La sindrome sgombroide è causata da un accumulo di istamina nel pesce, una sostanza che può provocare sintomi come dolori addominali, debolezza e malessere generale. Secondo Matteo Bassetti, esperto in malattie infettive, “La sindrome sgombroide si verifica quando alcuni tipi di pesce, come acciughe, tonno, sgombro o sardine, non sono conservati correttamente, specialmente se viene interrotta la catena del freddo.”
È importante notare che l’istamina si accumula nel pesce quando non è conservato in modo adeguato. In questo caso specifico, il tonno decongelato era stato sottoposto a un processo di ricongelamento, il che ha aumentato il rischio di intossicazione. Inoltre, la cottura del pesce non elimina il rischio di sindrome sgombroide, poiché l’istamina è resistente al calore.
La sindrome sgombroide non altera necessariamente l’aspetto del pesce, il che rende difficile per i consumatori identificare se un prodotto è sicuro da mangiare. I sintomi, che possono includere anche rossore della pelle, rash, vomito e diarrea, possono manifestarsi rapidamente dopo il consumo di pesce contaminato.

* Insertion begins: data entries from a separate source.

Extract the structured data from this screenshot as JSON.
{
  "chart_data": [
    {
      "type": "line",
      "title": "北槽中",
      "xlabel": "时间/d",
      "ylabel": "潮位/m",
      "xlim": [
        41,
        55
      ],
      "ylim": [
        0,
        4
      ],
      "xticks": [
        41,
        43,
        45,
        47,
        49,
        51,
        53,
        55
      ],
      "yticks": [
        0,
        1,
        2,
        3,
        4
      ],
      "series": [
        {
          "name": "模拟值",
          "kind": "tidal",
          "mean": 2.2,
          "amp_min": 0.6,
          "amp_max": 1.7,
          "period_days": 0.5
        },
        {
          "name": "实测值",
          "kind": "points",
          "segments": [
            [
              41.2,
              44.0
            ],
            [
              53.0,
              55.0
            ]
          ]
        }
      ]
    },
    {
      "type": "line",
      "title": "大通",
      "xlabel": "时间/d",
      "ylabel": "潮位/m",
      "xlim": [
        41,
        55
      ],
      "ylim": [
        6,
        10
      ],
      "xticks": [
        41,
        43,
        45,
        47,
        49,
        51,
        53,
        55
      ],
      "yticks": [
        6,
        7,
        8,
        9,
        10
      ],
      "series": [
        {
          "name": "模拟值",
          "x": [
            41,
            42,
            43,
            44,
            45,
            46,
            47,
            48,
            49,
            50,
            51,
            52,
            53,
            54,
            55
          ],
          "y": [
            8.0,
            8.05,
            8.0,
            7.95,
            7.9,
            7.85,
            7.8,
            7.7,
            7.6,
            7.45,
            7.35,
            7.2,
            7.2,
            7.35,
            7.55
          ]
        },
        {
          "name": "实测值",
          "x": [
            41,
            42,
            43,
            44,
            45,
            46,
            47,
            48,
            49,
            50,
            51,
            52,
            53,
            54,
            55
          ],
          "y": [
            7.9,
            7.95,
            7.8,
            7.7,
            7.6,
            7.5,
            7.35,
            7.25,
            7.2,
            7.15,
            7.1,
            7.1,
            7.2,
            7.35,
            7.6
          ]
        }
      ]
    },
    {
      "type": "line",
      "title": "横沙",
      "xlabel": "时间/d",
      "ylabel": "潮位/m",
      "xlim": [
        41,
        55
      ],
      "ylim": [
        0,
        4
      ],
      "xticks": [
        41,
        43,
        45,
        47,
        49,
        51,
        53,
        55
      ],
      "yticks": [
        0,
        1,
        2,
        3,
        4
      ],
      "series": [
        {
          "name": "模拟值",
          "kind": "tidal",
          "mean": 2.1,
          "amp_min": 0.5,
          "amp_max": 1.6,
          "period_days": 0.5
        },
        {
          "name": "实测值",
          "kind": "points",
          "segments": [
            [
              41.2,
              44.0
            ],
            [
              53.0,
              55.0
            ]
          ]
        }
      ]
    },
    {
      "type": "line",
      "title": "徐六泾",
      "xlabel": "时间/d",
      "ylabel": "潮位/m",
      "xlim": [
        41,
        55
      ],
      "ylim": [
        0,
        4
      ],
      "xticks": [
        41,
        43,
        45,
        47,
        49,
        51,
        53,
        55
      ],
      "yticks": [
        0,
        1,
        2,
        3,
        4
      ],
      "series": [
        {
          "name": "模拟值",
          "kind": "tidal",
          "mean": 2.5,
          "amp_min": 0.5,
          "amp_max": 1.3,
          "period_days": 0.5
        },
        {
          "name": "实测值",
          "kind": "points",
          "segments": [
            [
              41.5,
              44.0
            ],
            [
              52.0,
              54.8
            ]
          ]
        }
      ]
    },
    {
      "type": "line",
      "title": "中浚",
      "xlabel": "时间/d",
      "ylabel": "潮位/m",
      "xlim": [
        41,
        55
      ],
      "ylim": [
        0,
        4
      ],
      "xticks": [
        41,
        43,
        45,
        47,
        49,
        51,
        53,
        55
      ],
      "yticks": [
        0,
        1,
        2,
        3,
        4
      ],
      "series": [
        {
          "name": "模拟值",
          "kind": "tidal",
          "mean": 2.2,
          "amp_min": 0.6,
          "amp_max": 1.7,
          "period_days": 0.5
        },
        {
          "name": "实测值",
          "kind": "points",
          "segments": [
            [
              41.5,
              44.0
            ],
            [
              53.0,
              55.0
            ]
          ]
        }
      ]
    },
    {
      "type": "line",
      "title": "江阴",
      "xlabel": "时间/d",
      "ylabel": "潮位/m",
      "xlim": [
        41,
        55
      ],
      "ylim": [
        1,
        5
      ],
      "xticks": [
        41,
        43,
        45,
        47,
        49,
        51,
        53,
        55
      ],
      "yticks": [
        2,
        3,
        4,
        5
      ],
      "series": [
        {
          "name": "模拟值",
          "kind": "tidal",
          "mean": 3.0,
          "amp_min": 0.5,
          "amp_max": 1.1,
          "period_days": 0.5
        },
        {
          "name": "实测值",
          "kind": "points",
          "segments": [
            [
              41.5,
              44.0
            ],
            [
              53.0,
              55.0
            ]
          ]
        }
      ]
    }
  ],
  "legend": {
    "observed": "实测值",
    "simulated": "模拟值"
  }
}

Il tonno, insieme a sgombro e sardine, è considerato uno dei pesci a maggior rischio di sviluppare sindrome sgombroide. Questo è un problema di salute pubblica che richiede attenzione, soprattutto per chi consuma pesce in modo regolare.
La situazione a Piacenza ha sollevato preoccupazioni tra i funzionari sanitari locali, che stanno monitorando il caso per garantire che non ci siano ulteriori incidenti. Dettagli rimangono non confermati, ma l’attenzione è alta per prevenire futuri casi di intossicazione alimentare.
In conclusione, la sindrome sgombroide è una condizione seria che può derivare da pratiche di conservazione inadeguate. È fondamentale che i consumatori siano informati sui rischi associati al consumo di pesce e sulle corrette modalità di conservazione per evitare intossicazioni alimentari.